Potlatch has seen profits increase from its timber division as a result of the demand for new home construction. The pace of the housing recovery, on the other hand, contributed to better-than-expected earnings from its REIT subsidiary that sells and develops real estate.

As a result, Potlatch's second-quarter earnings surpassed those in the first quarter. Second-quarter operating earnings came in at $5.4 million or 13 cents a share, compared with $200,000 or no earnings per share reported in the first quarter.

Not surprisingly, forecasts are starting to reflect the company's progress.

Although Potlatch's future appears bright, it is worth noting that the second quarter wasn't an aberration but rather more indicative of a three-year trend. In fact, shareholders have seen their dividends in Potlatch increase by as much as 20% in the past three years to 3.87%.

What's more, there is nothing to suggest that dividend growth won't continue for the foreseeable future, as the housing recovery looks to have gained traction, and lumber sales should continue to increase as a result.
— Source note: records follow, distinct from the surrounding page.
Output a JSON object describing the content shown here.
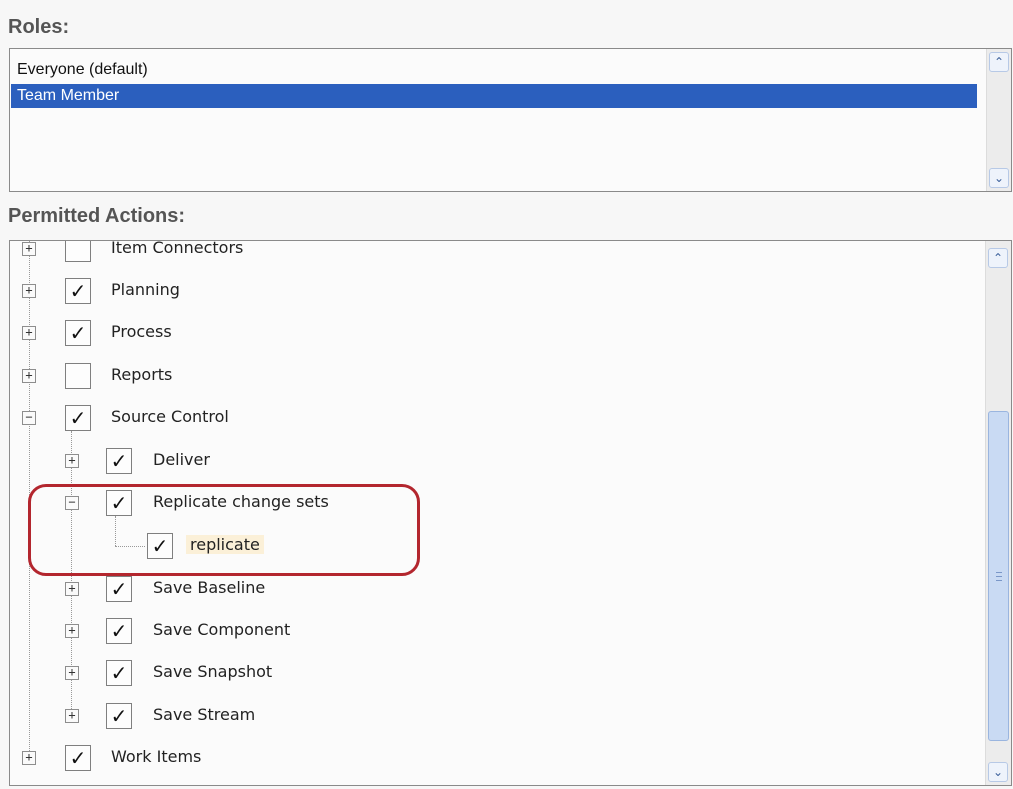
{
  "roles": {
    "label": "Roles:",
    "items": [
      {
        "label": "Everyone (default)",
        "selected": false
      },
      {
        "label": "Team Member",
        "selected": true
      }
    ]
  },
  "permitted": {
    "label": "Permitted Actions:",
    "nodes": [
      {
        "label": "Item Connectors",
        "expander": "+",
        "checked": false
      },
      {
        "label": "Planning",
        "expander": "+",
        "checked": true
      },
      {
        "label": "Process",
        "expander": "+",
        "checked": true
      },
      {
        "label": "Reports",
        "expander": "+",
        "checked": false
      },
      {
        "label": "Source Control",
        "expander": "−",
        "checked": true
      },
      {
        "label": "Deliver",
        "expander": "+",
        "checked": true
      },
      {
        "label": "Replicate change sets",
        "expander": "−",
        "checked": true
      },
      {
        "label": "replicate",
        "expander": "",
        "checked": true
      },
      {
        "label": "Save Baseline",
        "expander": "+",
        "checked": true
      },
      {
        "label": "Save Component",
        "expander": "+",
        "checked": true
      },
      {
        "label": "Save Snapshot",
        "expander": "+",
        "checked": true
      },
      {
        "label": "Save Stream",
        "expander": "+",
        "checked": true
      },
      {
        "label": "Work Items",
        "expander": "+",
        "checked": true
      }
    ]
  },
  "glyphs": {
    "check": "✓",
    "scroll_up": "⌃",
    "scroll_down": "⌄"
  },
  "colors": {
    "selection": "#2b5fbe",
    "callout": "#b3262e"
  }
}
That is what analysts expect the third-quarter earnings report to show.

Those familiar with the REIT are confident in its earnings potential, so much so that analysts expect Potlatch's third-quarter earnings to increase nearly 34% from a year earlier to 71 cents a share. If that estimate is correct, profits will reach $28.82 million for a price-earnings ratio of 13.70.

Analysts aren't the only ones who are bullish on Potlatch.

"Proceeds from the central Idaho timberlands sale that we announced in April were used to pay $42.6 million of debt and repurchase almost 170,000 common shares at an average price of $35 per share," Chairman and Chief Executive Mike Covey said. "We expect seasonally higher harvest volumes and sawlog prices along with increased lumber shipments and prices to drive strong third-quarter results."

It is hard to deny that Potlatch is sitting pretty, as both timber futures and real estate look more than capable of maintaining their momentum. And the recent strength in the housing sector also bodes well for Potlatch.

This article is commentary by an independent contributor. At the time of publication, the author held no positions in the stocks mentioned.